Centerville

One of Clermont County’s ‘Lost Villages’

By Rick Crawford

Centerville or Centreville, it has been spelled both in ways in records that have been found, was located at the intersection of Amelia-Olive Branch Road and Clough Pike in Batavia Township. It received its name because of its location halfway between the villages of Amelia and Olive Branch. Amelia-Olive Branch Road was known as Centerville Pike and in the mid-1950’s schedules of the Cincinnati Transit System still called it that.

The little village was never formally planned and was never incorporated. It is located on land that was surveyed on May 18, 1805, for John Watts. William Lytle was the deputy surveyor. The survey was recorded on May 27, 1805 in the county courthouse at Williamsburg, Ohio.

Immediately to the west, H. D. Brazier purchased land here in 1819 from Gen. Edward Stevens who owned 2,262 acres which had been surveyed on May 26, 1788 by John O’Bannon. The Stevens survey was made before any whites lived in the county.

O. S. and John Brazier also came to this area in the early 1800’s. The latter was a road viewer (checking and approving the laying of roads in the county) sometime after 1810. He died in Centerville in 1838. His sons also lived in the area.

Laban Brazier located nearby. He was a Methodist preacher and is credited with performing all the funeral services in town. Batavia Twp. was once a part of Union Twp, and in June 1813, he was appointed a tax commissioner for that township. He was also a county appraiser at $1 per day. He died in 1843, leaving his sons James, John and Elijah in the vicinity.

William Brunaugh came to this locale in 1816 and died sometime around 1839 from complications from a leg amputation. His sons William and John became prominent in Batavia Township.

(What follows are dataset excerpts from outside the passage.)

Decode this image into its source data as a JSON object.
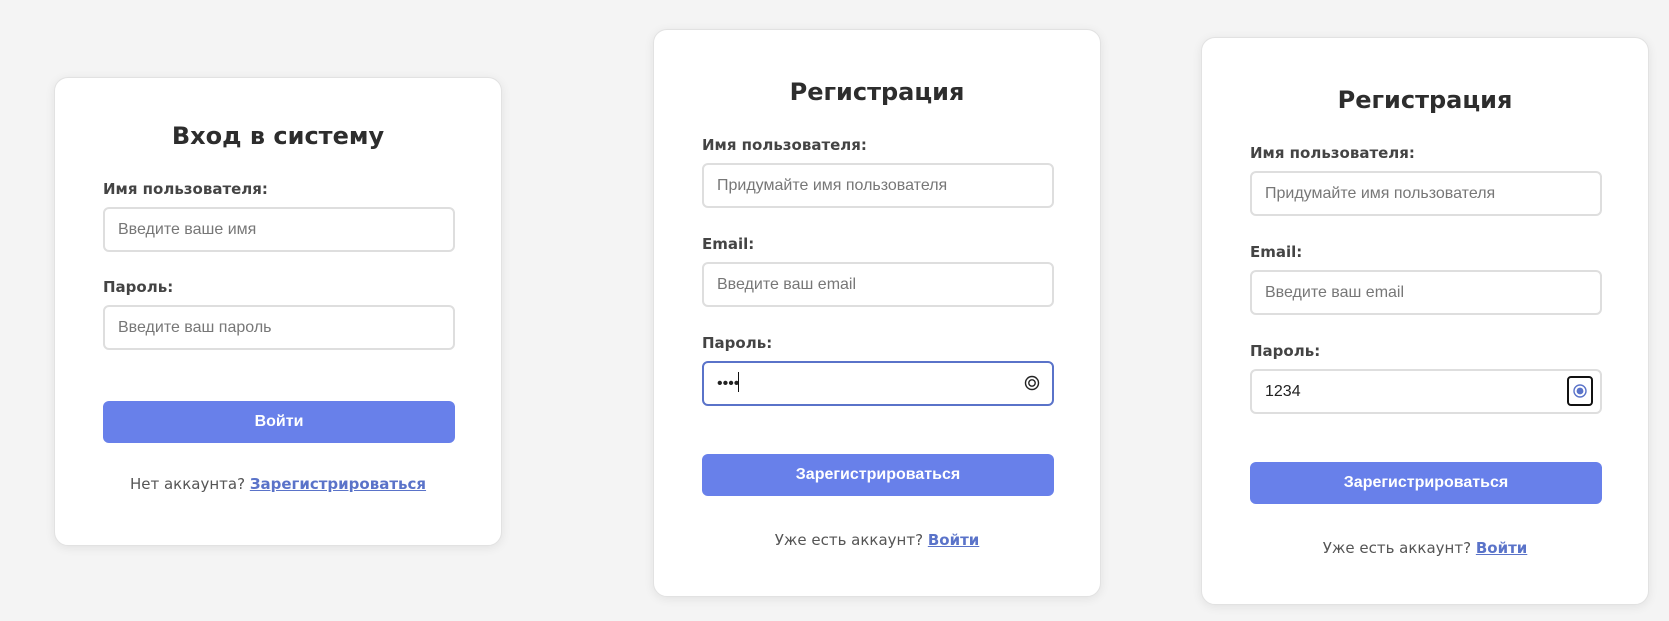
{
  "login_card": {
    "title": "Вход в систему",
    "username_label": "Имя пользователя:",
    "username_placeholder": "Введите ваше имя",
    "username_value": "",
    "password_label": "Пароль:",
    "password_placeholder": "Введите ваш пароль",
    "password_value": "",
    "submit_label": "Войти",
    "footer_text": "Нет аккаунта?",
    "footer_link": "Зарегистрироваться"
  },
  "register_card_masked": {
    "title": "Регистрация",
    "username_label": "Имя пользователя:",
    "username_placeholder": "Придумайте имя пользователя",
    "username_value": "",
    "email_label": "Email:",
    "email_placeholder": "Введите ваш email",
    "email_value": "",
    "password_label": "Пароль:",
    "password_value": "1234",
    "password_visible": false,
    "password_focused": true,
    "toggle_icon": "eye-icon",
    "submit_label": "Зарегистрироваться",
    "footer_text": "Уже есть аккаунт?",
    "footer_link": "Войти"
  },
  "register_card_visible": {
    "title": "Регистрация",
    "username_label": "Имя пользователя:",
    "username_placeholder": "Придумайте имя пользователя",
    "username_value": "",
    "email_label": "Email:",
    "email_placeholder": "Введите ваш email",
    "email_value": "",
    "password_label": "Пароль:",
    "password_value": "1234",
    "password_visible": true,
    "toggle_icon": "eye-icon",
    "submit_label": "Зарегистрироваться",
    "footer_text": "Уже есть аккаунт?",
    "footer_link": "Войти"
  },
  "colors": {
    "page_background": "#f4f4f4",
    "accent": "#6880ea",
    "link": "#5a73c9",
    "focus_border": "#5a73c9"
  }
}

The Braziers were prominent in the formative days of the Clermont County Agricultural Society, which was organized on June 9, 1849. It was the foundation organization of today’s Clermont County Fair.

In 1876, George Fishback and Henry D. and Mary Brazier gave some of their land to the proposed Cincinnati and Portsmouth Railroad (soon to be name the Cincinnati, Georgetown and Portsmouth, or CG&P). The land was given on the condition that a station for the railroad be placed in Centerville. It was agreed upon and the train station became known as Braziers Station, the name which the post office there would now use.